# I've Finished My Masterpiece!



## Ravaari (Feb 5, 2014)

It took about two frustrating hours, but I did it! I make a lot of pokemon using sculpey baking clay, but this one is by far the biggest, most challenging one yet!

Here he is! My shiny Gyarados, Red!










Let me know if anyone wants to see more of my clay pokemon.


----------



## Ravaari (Feb 5, 2014)

Red side view










He is leaning on a toothpick because he is not baked yet. He currently falls over because he is still so squishy. He will hopefully harden up by morning so I can see if he stands. If not, I need to do something with his tail to balance him. He needs to be able to support his own weight before I bake him. :-?


----------



## Ravaari (Feb 5, 2014)

Red back view









If he is unbalanced, I think I will add more pieces to the tail. That might help with support.


----------



## Sabina88 (Aug 24, 2013)

That came out awesome


----------



## ABETTAVOICE (Feb 2, 2014)

Hi Ravaari, Wanted to say hello (Welcome) and nice job on the sculptures. You handle "frustration" very well.


----------



## Dakieda (Mar 3, 2014)

That's so awesome, I love pokemon! I heard you can use sculpty inside tanks. If that's true Id love something like this to go in one of mine


----------



## Ravaari (Feb 5, 2014)

Yea that sounds really cool 

A little update on Red, while I was baking him his head and the three body segments after it tipped, breaking his left mustache thing off into two pieces. I am attempting to glue them back on and together. Another segment (a new one I added to balance him) has decided to split the body almost perfectly in half, so I am working on securing them back together as well.

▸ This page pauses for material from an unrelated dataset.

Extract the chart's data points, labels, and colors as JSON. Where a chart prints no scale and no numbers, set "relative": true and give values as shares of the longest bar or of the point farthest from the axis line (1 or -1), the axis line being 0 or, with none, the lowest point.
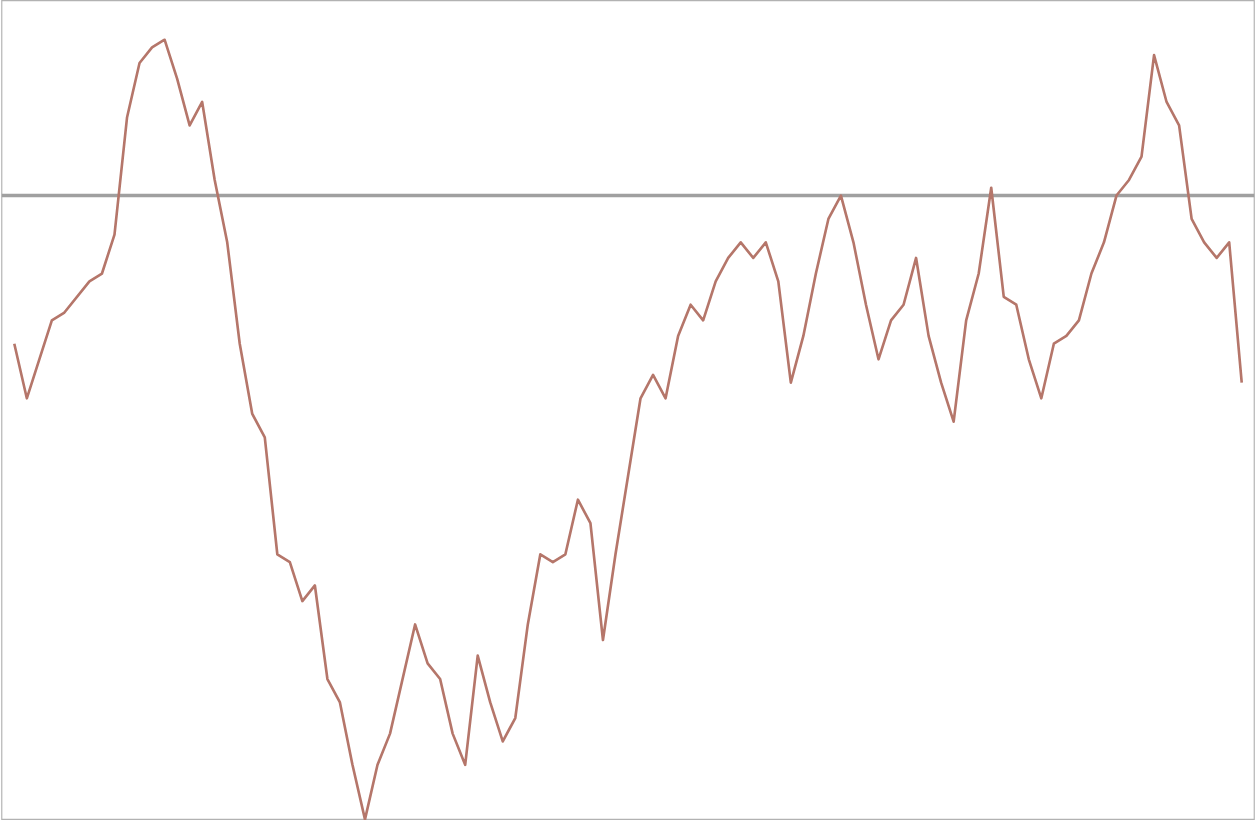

Other pokemon I've done are (newest to oldest) Treecko, Eevee, Mudkip, Totodile, Cindaquil, Charizard, Charmander, Squirtel, and Bulbasuar. I also made miniature Eevee, Charmander, Bulbasaur, and Squirtel. Those are smaller than a penny, though Bulbasaur is about the size of a dime.


----------



## Ravaari (Feb 5, 2014)

Just added Piplup to the list


----------



## Ravaari (Feb 5, 2014)

And now I have a Chikorita as well.


----------



## Dakieda (Mar 3, 2014)

My favorite pokemon will always be salamence!


----------



## Ravaari (Feb 5, 2014)

I just made a shiny Mew. It is pretty cute.  Do you think anyone would be interested in a how-to thread? It isn't really betta art, but it is art... Mostly..


----------